Mikovits é a personagem central do suposto documentário Plandemic, de uma produtora New Age chamada Elevate Films e seu CEO Mikki Willis. (Digo “suposto” porque o que está circulando é um trecho de 26 minutos do filme – não está claro se ou quando o documentário inteiro vai aparecer.) Nos últimos dias, o vídeo tem circulado pesadamente por todas as grandes plataformas de redes sociais. O YouTube já o derrubou várias vezes por violar as diretrizes de comunidade, e o Facebook, onde o vídeo se espalhou entre os tiozãos sem noção, anunciou ontem que também vai remover o vídeo por promover desinformação. (A Digital Trends relatou que até o vídeo ser removido do Facebook, ele tinha conseguido 1,8 milhão de visualizações, 17 mil comentários e quase 150 mil compartilhamentos.) Apesar disso, o vídeo continua circulando, como a NBC News mostrou ontem, com ajuda de luminares como Larry the Cable Guy e vários influenciadores do Instagram.
O número de alegações comprovadamente falsas e enganosas no vídeo é quase grande demais para listar, mas algumas são especialmente descaradas. Mikovits é a única “especialista” entrevistada no vídeo, o que, em si, já é um sinal vermelho. Outro é a linguagem apocalíptica e inflamatória usada pelo diretor Mikki Willis, que começa dizendo, numa voz sombria, que “os capangas da Big Pharma travaram uma guerra contra a Dra. Mikovits” por seu trabalho.
Na conversa deles, Willis e Mikovits dizem que ela foi “presa e colocada sob uma ordem de mordaça” por fazer “uma descoberta que contradizia a narrativa acordada”. Um resumo extraordinariamente vago e enganoso do que realmente aconteceu. Em 2009, Mikovits e seus coautores afirmaram, num artigo publicado na Science, que a pesquisa deles mostrou que um retrovírus de camundongos chamado XMRV era responsável para síndrome de fadiga crônica em humanos. Os métodos por trás do estudo foram imediatamente criticados pela comunidade científica, e enquanto Mikovits e alguns de seus coautores passaram dois anos defendendo os resultados, o artigo foi removido pela própria Science. (Antes disso, em outubro de 2011, o artigo foi parcialmente removido depois que os 13 coautores assinaram uma declaração admitindo que contaminação prejudicou as amostras fornecidas por um dos laboratórios envolvidos no estudo. Os autores não conseguiam concordar sobre o texto de uma retratação completa, então o jornal recolheu o estudo sem consentimento deles em dezembro de 2011.) Desde então, outros estudos confirmaram que o retrovírus de camundongos absolutamente não causa a síndrome de fadiga crônica.
Em 2011, Mikovits também estava fazendo alegações que, pensando agora, pareciam um prenúncio.

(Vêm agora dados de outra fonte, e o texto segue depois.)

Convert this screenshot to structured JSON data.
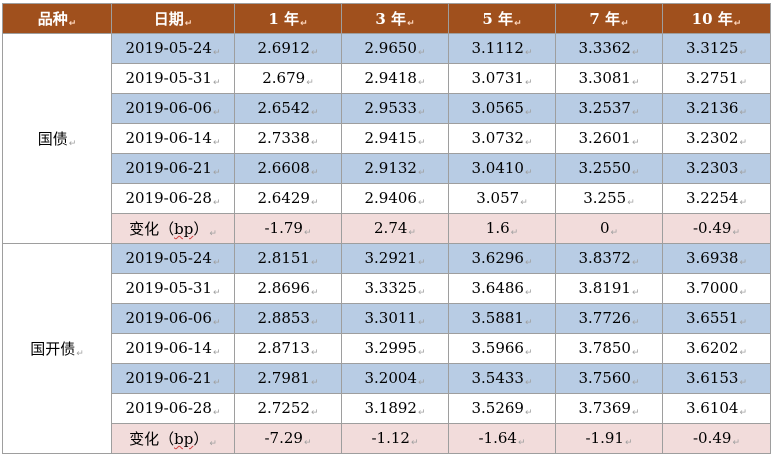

Segundo o New York Times na época, Mikovits “levantou ceticismo entre outros cientistas dizendo em conferências que vírus da leucemia murina estavam relacionados com autismo”. Assim que o estudo foi parcialmente removido, no começo de dezembro daquele ano, Mikovits foi demitida do laboratório em Reno onde trabalhava na época, o Whittemore Peterson Institute, por se recusar a compartilhar uma linha celular – um tipo de estrutura celular – com um de seus ex-colaboradores. (O instituto negou que a demissão dela teve a ver com o estudo removido.) Depois, Mikovits foi presa e acusada de roubo; o instituto disse que ela roubou um computador e documentos do laboratório deles. As acusações foram arquivadas em 2012, em parte por causa da bagunça de conflitos entre as partes do caso. Como a Science escreveu: “O juiz se retirou do caso porque recebeu doações de campanha do cofundador do WPI Harvey Whittemore, que estava sendo processado por contribuições de campanha ilegais para um oficial federal”.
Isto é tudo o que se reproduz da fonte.